BRIDPORT Town Council’s experiment in engaging the public in its business saw one person in the audience.

For the first time councillors set aside 45 minutes at the beginning of their meeting for an open public forum.

The topic on the agenda was how to increase public participation in local government.

But there was only one person in the audience and she did not want to speak.

So councillors agreed to discuss the topic on their own.

Cllr Kelvin Clayton said he thought the topic would be a good one because democracy was so much in the news.

He said: “No one least of all me thinks democracy is perfect but it is the best of all the other options. So the question is how do we improve democracy? How do we get members of the public more involved particularly with the town council?”

He said he’d hoped the public would come in with lots of ideas and start a dialogue but that hadn’t happened.

Mayor Ros Kayes said: “Inviting people to a meeting clearly isn’t enough.”

Cllr Sandra Brown said the way to engage the public was to get them really angry.

She said: “You do need to get the public really angry to make them come.

“My very first full council as mayor we’d been talking about pedestrianising South Street and we’d also been talking about getting the town hall done and moving the butcher’s shop.

“This place was full and they all came dressed in black as if it was for a funeral.”

Cllr Clayton said his fear would be that approach would just perpetuate the ‘us and them’ with people simply protesting about council suggestions.

He said: “My point is we should have more of a collaboration.”

Dave Rickard said: “I like to think this council works by consensus politics.

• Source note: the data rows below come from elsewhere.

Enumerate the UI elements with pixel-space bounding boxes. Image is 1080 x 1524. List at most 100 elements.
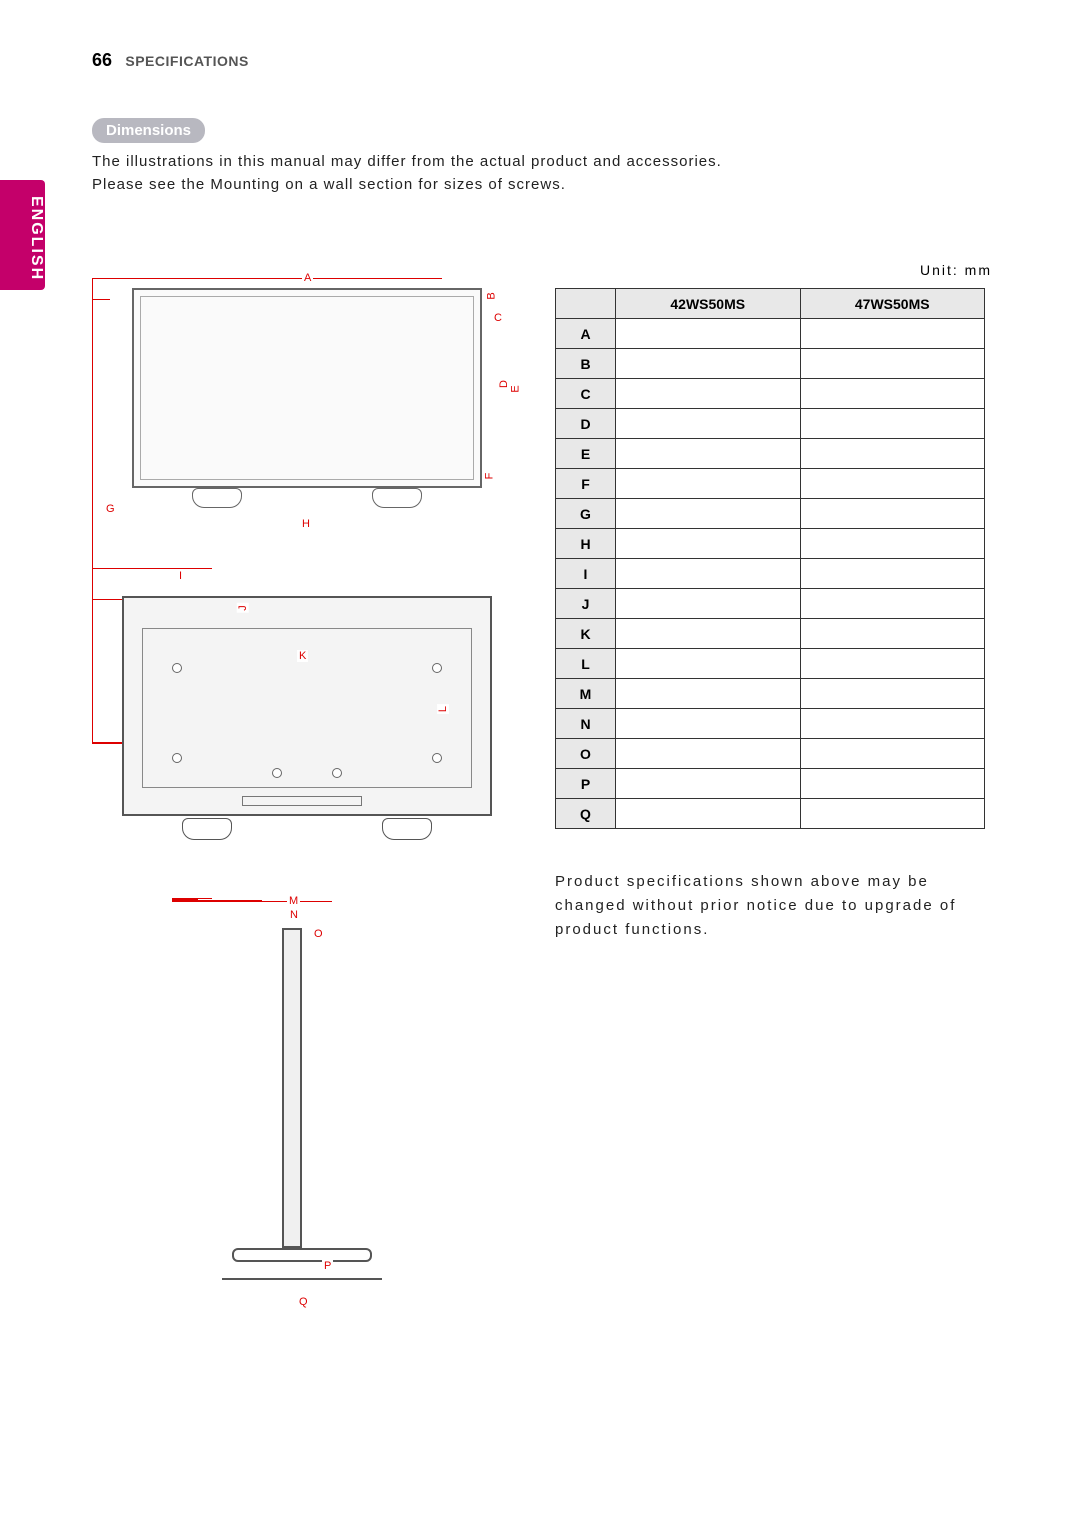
table-row: E bbox=[556, 439, 985, 469]
row-val-1 bbox=[616, 769, 801, 799]
row-val-1 bbox=[616, 499, 801, 529]
row-key: L bbox=[556, 649, 616, 679]
dim-label-h: H bbox=[300, 518, 312, 530]
front-view-diagram: A B C D E F G H bbox=[92, 278, 522, 538]
row-key: N bbox=[556, 709, 616, 739]
row-val-1 bbox=[616, 349, 801, 379]
row-val-1 bbox=[616, 589, 801, 619]
dim-label-m: M bbox=[287, 895, 300, 907]
dim-label-p: P bbox=[322, 1260, 333, 1272]
table-row: G bbox=[556, 499, 985, 529]
table-row: I bbox=[556, 559, 985, 589]
dim-label-e: E bbox=[510, 383, 522, 394]
table-row: K bbox=[556, 619, 985, 649]
row-val-2 bbox=[800, 349, 985, 379]
row-val-1 bbox=[616, 739, 801, 769]
dim-label-k: K bbox=[297, 650, 308, 662]
row-val-2 bbox=[800, 649, 985, 679]
row-val-2 bbox=[800, 799, 985, 829]
language-tab: ENGLISH bbox=[0, 180, 45, 290]
row-val-1 bbox=[616, 319, 801, 349]
row-key: I bbox=[556, 559, 616, 589]
row-val-1 bbox=[616, 529, 801, 559]
table-row: O bbox=[556, 739, 985, 769]
row-key: B bbox=[556, 349, 616, 379]
dim-label-f: F bbox=[483, 471, 495, 482]
table-row: N bbox=[556, 709, 985, 739]
row-key: A bbox=[556, 319, 616, 349]
row-key: G bbox=[556, 499, 616, 529]
dim-label-b: B bbox=[486, 290, 498, 301]
dim-label-a: A bbox=[302, 272, 313, 284]
row-key: M bbox=[556, 679, 616, 709]
table-row: J bbox=[556, 589, 985, 619]
dim-label-q: Q bbox=[297, 1296, 310, 1308]
dim-label-l: L bbox=[437, 704, 449, 714]
row-val-2 bbox=[800, 559, 985, 589]
dimensions-table: 42WS50MS 47WS50MS ABCDEFGHIJKLMNOPQ bbox=[555, 288, 985, 829]
unit-label: Unit: mm bbox=[920, 262, 992, 278]
back-view-diagram: I J K L bbox=[92, 568, 522, 868]
table-row: M bbox=[556, 679, 985, 709]
dim-label-c: C bbox=[492, 312, 504, 324]
row-val-1 bbox=[616, 679, 801, 709]
dim-label-i: I bbox=[177, 570, 184, 582]
row-val-1 bbox=[616, 379, 801, 409]
row-key: F bbox=[556, 469, 616, 499]
row-val-1 bbox=[616, 559, 801, 589]
row-val-1 bbox=[616, 619, 801, 649]
dim-label-d: D bbox=[498, 378, 510, 390]
table-header-blank bbox=[556, 289, 616, 319]
row-val-2 bbox=[800, 769, 985, 799]
table-row: H bbox=[556, 529, 985, 559]
row-key: J bbox=[556, 589, 616, 619]
row-val-1 bbox=[616, 799, 801, 829]
table-header-model2: 47WS50MS bbox=[800, 289, 985, 319]
row-val-1 bbox=[616, 649, 801, 679]
row-val-2 bbox=[800, 589, 985, 619]
row-val-2 bbox=[800, 739, 985, 769]
row-key: O bbox=[556, 739, 616, 769]
dim-label-g: G bbox=[104, 503, 117, 515]
dim-label-n: N bbox=[288, 909, 300, 921]
row-val-1 bbox=[616, 709, 801, 739]
row-key: E bbox=[556, 439, 616, 469]
row-key: C bbox=[556, 379, 616, 409]
dim-label-j: J bbox=[237, 603, 249, 613]
row-val-2 bbox=[800, 409, 985, 439]
table-row: D bbox=[556, 409, 985, 439]
table-row: P bbox=[556, 769, 985, 799]
table-row: Q bbox=[556, 799, 985, 829]
row-key: K bbox=[556, 619, 616, 649]
row-key: Q bbox=[556, 799, 616, 829]
table-row: A bbox=[556, 319, 985, 349]
intro-text: The illustrations in this manual may dif… bbox=[92, 150, 1000, 197]
table-header-model1: 42WS50MS bbox=[616, 289, 801, 319]
row-val-1 bbox=[616, 409, 801, 439]
row-val-2 bbox=[800, 319, 985, 349]
row-val-2 bbox=[800, 379, 985, 409]
footnote: Product specifications shown above may b… bbox=[555, 870, 985, 942]
row-val-2 bbox=[800, 709, 985, 739]
row-key: H bbox=[556, 529, 616, 559]
row-val-2 bbox=[800, 439, 985, 469]
row-val-1 bbox=[616, 439, 801, 469]
dim-label-o: O bbox=[312, 928, 325, 940]
table-row: L bbox=[556, 649, 985, 679]
page-header: 66 SPECIFICATIONS bbox=[92, 50, 249, 71]
table-row: F bbox=[556, 469, 985, 499]
diagrams-column: A B C D E F G H I bbox=[92, 278, 522, 1358]
row-val-2 bbox=[800, 619, 985, 649]
row-val-1 bbox=[616, 469, 801, 499]
dimensions-heading: Dimensions bbox=[92, 118, 205, 143]
side-view-diagram: M N O P Q bbox=[172, 898, 522, 1328]
table-row: B bbox=[556, 349, 985, 379]
table-row: C bbox=[556, 379, 985, 409]
page-number: 66 bbox=[92, 50, 112, 70]
row-key: D bbox=[556, 409, 616, 439]
row-val-2 bbox=[800, 529, 985, 559]
row-val-2 bbox=[800, 679, 985, 709]
row-val-2 bbox=[800, 469, 985, 499]
row-val-2 bbox=[800, 499, 985, 529]
row-key: P bbox=[556, 769, 616, 799]
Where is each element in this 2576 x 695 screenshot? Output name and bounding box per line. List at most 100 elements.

Real politics is about people and doing things.

“Even though it sounded like a good idea to have this discussion clearly it didn’t fire the imagination.”

He said work on the neighbourhood plan had actually increased democracy almost more than anything else in the last eight years and all of the people involved were not councillors.

Cllr Julian Jones said the council needed to have proposals for significant improvements to Bridport to engage people.

He said: “Obviously South Street pedestrianisation would be heavily supported by the people of Bridport. There would be opponents but the vast number of people would be energised and they would be extremely pleased to come along.”

He said the Green Party would be putting forward the idea in the future.

Council leader SarahWilliams said the subject had come up off and on over the past eight years and the council was waiting for a county council’s feasibility study and when that was done the idea would be discussed.